Tensions over exploration for oil and gas fields have peaked since last year when, during exploration work at an oil field near the Wangard reef in the disputed Spratly archipelago, the coastal guard vessels of China and Vietnam entered into a confrontation that lasted for several months.

According to the Asian Initiative for Transparency of the Sea Route (AMTI) analytical center at the Center for Strategic and International Studies, last May, China also sent coastguards to the water area near the Luconia reef group at the southern tip of the Spratly archipelago when Malaysia explored oil and gas fields there .

AMTI also reports a more unusual incident that took place earlier this year.

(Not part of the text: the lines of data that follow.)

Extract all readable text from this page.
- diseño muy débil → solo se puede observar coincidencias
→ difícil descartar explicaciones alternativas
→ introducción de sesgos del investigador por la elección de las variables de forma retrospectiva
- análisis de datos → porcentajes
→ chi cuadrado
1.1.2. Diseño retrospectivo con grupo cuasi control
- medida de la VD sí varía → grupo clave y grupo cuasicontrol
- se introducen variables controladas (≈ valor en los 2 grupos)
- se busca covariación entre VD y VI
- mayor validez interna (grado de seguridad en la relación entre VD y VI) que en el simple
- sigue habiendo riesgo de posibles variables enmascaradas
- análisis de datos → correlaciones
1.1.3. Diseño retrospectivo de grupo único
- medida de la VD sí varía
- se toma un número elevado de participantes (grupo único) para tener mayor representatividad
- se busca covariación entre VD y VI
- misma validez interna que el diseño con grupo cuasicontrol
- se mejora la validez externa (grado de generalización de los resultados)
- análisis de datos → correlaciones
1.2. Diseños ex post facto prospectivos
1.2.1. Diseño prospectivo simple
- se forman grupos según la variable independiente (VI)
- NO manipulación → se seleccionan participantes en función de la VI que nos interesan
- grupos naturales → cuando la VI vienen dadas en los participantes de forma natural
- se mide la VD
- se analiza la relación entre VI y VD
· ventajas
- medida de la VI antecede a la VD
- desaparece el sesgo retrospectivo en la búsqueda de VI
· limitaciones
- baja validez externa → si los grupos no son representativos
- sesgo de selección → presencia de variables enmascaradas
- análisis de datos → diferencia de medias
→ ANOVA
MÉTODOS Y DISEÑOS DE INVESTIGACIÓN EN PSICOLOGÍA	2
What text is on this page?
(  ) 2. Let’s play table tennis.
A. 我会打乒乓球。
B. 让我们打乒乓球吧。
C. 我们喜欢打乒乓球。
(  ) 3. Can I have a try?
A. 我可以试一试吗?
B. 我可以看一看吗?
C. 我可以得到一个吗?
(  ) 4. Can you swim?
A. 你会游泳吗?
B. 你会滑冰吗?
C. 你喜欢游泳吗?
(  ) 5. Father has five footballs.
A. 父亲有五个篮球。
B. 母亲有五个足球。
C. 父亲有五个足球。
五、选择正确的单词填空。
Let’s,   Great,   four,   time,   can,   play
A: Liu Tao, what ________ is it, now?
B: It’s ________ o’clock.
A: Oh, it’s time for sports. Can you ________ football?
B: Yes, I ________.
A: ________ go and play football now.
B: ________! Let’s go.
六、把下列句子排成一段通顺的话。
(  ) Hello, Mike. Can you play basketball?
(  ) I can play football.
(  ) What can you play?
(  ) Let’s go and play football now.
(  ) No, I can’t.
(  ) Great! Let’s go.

Petronas, a Malaysian state-owned energy company, has sent a British drilling vessel to work on two oil and gas blocks that fall into the joint border determination area of ​​Malaysia and Vietnam, as well as into the zone designated by the Chinese “nine-dotted line”. After this, the courts of the Chinese, Vietnamese and Malaysian Navy, Coast Guard and Naval Police entered into a confrontation. The fact of confrontation has not been confirmed by any of the countries.

In addition, there were conflicts over fishing rights between countries claiming these territories and Indonesia, which is not a claimant country, and whose exclusive economic zone near the Natun Islands intersects with the Chinese “nine-dotted line”.

“Although China speaks of dialogue and cooperation, serious debate is still ongoing around resource exploration, and it continues to intensify,” Chen said. “If these disputes escalate into conflict, the US may have the opportunity to intervene.”